A confidential source has disclosed an official investigation that British authorities left behind confidential devices permitting the militant group to track down local individuals that had served with western forces.
Person A, identified as Person A, stated that Afghans affected by the data leak were told to change residences and switch their contact details to avoid detection from the Taliban.
Members of Parliament are currently examining official management of a massive leak of confidential data involving almost nineteen thousand individuals who had asked to move to the United Kingdom to avoid militant rule.
A spreadsheet including private information, such as identities, phone numbers and sometimes relative details, was inadvertently disclosed by a staff member stationed at British military command in February 2022.
The breach became known only in August 2023, when identities of nine people who had requested to relocate to the UK appeared on Facebook.
“There seems to be a false assumption that militant forces are without similar capabilities that western nations possess,” she told MPs.
“We left it all behind in Afghanistan; they have it. Should they obtain your phone number, they can trace your precise location. This is exactly how intelligence groups achieved.”
During testimony about regarding if authorities had access to necessary encryption, the whistleblower stated: “They possess all resources.”
Early investigations presented to the committee indicated that at least 49 kin and colleagues of Afghans affected by the leak had been executed.
A superinjunction concerning the incident was implemented in August 2023 and prevented any information concerning it from media reporting until recently.
Given injunction limitations, the whistleblower and the volunteer organization associated with told individuals at risk they were supporting that they had “concerns that certain devices had been compromised”.
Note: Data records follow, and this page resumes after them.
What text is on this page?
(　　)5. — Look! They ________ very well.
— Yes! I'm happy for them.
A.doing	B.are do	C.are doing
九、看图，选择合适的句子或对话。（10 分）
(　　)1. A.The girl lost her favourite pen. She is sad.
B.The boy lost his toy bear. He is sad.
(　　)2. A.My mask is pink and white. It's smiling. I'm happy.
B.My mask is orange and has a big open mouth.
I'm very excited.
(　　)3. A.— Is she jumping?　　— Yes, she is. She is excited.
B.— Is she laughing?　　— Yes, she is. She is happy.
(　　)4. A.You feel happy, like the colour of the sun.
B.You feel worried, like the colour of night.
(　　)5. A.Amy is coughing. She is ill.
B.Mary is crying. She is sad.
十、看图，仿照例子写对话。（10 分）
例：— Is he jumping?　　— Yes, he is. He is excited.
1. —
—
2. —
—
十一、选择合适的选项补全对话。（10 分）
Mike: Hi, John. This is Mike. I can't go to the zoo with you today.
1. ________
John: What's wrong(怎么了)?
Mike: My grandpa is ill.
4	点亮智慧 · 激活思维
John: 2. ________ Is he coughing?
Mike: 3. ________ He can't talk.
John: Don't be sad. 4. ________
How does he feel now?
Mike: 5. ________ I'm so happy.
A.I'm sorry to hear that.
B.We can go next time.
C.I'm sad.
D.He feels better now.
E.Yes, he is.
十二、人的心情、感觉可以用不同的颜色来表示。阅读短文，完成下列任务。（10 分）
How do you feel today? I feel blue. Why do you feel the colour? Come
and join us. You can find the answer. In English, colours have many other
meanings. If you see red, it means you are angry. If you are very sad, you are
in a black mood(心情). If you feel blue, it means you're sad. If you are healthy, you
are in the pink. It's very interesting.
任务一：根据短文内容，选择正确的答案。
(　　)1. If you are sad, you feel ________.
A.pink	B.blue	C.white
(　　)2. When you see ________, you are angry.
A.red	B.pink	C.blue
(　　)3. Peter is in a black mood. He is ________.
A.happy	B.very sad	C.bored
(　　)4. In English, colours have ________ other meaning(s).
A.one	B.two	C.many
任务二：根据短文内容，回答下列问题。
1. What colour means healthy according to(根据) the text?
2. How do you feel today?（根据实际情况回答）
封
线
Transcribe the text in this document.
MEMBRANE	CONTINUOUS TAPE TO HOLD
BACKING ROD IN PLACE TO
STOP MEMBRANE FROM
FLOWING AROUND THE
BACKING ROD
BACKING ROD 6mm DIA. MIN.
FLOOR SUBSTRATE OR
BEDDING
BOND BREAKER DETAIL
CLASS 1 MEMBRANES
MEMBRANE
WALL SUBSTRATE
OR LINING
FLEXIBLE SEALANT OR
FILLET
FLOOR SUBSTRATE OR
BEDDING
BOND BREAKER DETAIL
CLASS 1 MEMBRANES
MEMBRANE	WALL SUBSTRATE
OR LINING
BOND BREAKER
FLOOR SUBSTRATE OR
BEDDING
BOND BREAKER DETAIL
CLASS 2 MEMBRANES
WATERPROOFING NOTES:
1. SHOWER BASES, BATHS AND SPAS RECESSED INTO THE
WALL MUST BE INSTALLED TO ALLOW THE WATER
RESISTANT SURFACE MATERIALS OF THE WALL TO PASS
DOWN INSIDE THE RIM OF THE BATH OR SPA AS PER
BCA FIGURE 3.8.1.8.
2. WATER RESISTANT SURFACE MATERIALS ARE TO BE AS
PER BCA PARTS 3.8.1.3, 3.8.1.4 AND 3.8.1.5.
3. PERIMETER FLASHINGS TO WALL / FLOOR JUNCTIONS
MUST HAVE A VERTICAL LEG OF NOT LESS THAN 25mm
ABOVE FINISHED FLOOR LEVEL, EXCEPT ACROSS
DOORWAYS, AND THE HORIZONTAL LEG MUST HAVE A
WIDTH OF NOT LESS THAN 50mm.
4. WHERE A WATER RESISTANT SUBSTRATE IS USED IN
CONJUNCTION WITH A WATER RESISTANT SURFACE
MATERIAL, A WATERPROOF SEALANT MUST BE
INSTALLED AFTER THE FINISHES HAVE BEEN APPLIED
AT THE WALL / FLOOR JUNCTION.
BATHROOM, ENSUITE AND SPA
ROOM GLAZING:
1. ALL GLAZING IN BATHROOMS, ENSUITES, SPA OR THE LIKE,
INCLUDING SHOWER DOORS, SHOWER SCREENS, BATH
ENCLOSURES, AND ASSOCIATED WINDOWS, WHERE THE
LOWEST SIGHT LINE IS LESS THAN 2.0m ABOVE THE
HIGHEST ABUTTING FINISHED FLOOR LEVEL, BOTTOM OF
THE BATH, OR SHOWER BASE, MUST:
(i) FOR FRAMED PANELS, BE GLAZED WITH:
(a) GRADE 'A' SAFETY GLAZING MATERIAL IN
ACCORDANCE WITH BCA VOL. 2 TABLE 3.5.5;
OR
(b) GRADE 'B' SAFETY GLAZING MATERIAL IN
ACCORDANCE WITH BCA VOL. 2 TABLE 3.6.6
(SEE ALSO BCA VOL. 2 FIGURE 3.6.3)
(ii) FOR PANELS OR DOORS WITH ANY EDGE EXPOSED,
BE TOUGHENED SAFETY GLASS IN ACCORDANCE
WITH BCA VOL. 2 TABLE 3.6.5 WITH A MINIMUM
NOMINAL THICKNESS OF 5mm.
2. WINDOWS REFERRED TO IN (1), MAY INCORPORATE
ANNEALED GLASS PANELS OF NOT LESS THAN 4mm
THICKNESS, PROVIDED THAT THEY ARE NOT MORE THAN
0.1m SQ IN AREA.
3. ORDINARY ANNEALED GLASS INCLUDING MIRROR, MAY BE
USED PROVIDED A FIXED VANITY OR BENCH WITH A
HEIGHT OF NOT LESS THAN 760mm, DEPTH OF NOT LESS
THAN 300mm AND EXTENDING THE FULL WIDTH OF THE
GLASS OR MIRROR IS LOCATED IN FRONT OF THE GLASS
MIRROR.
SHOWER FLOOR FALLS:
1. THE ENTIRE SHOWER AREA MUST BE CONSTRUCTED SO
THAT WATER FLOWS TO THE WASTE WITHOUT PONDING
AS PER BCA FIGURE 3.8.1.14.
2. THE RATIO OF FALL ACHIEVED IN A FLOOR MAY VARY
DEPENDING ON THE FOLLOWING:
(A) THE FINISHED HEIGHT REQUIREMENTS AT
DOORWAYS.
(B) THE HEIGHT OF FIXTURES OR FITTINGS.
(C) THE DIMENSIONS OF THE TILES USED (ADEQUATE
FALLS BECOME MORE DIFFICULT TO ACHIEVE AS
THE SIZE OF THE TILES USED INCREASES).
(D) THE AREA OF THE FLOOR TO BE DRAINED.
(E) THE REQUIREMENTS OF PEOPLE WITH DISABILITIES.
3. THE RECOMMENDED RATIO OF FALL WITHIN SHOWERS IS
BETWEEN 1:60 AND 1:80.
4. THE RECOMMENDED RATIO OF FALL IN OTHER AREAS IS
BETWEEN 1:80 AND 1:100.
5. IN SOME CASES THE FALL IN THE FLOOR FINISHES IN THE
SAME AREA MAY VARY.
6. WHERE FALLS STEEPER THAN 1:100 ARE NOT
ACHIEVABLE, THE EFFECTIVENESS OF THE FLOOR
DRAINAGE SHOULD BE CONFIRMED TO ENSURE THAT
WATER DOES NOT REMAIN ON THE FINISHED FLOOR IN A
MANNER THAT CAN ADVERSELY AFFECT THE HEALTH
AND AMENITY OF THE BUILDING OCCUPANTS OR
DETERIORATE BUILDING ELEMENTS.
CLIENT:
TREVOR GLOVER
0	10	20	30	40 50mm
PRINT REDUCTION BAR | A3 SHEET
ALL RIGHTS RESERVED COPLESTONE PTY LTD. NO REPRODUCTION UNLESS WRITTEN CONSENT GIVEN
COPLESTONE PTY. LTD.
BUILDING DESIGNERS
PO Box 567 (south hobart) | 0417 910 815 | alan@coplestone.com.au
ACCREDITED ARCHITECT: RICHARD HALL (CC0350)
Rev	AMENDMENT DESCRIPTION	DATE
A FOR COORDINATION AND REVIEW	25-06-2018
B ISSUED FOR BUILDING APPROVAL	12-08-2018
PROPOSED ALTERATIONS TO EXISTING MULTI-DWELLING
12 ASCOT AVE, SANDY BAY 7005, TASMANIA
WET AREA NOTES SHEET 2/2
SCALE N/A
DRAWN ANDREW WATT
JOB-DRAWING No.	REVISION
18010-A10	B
“We recommended that they change residence when possible and altered their contact details. That constituted the two main details that, should militant forces had access to this information, would lead to their location being found,” Person A explained.
The whistleblower disputed that government assessment carried out by a retired civil servant had been mistaken to determine that the possession of the information by the Taliban was “not significantly alter present danger”.
“The crucial point is that these individuals are in hiding from militant forces; they live secretly. The primary issue involves former occupations.”
She detailed horrific treatment suffered by affected individuals, involving electrocution, interrogation techniques, and physical abuse.
“We have had toddlers who have had limbs fractured to force the family to disclose hiding places,” she testified.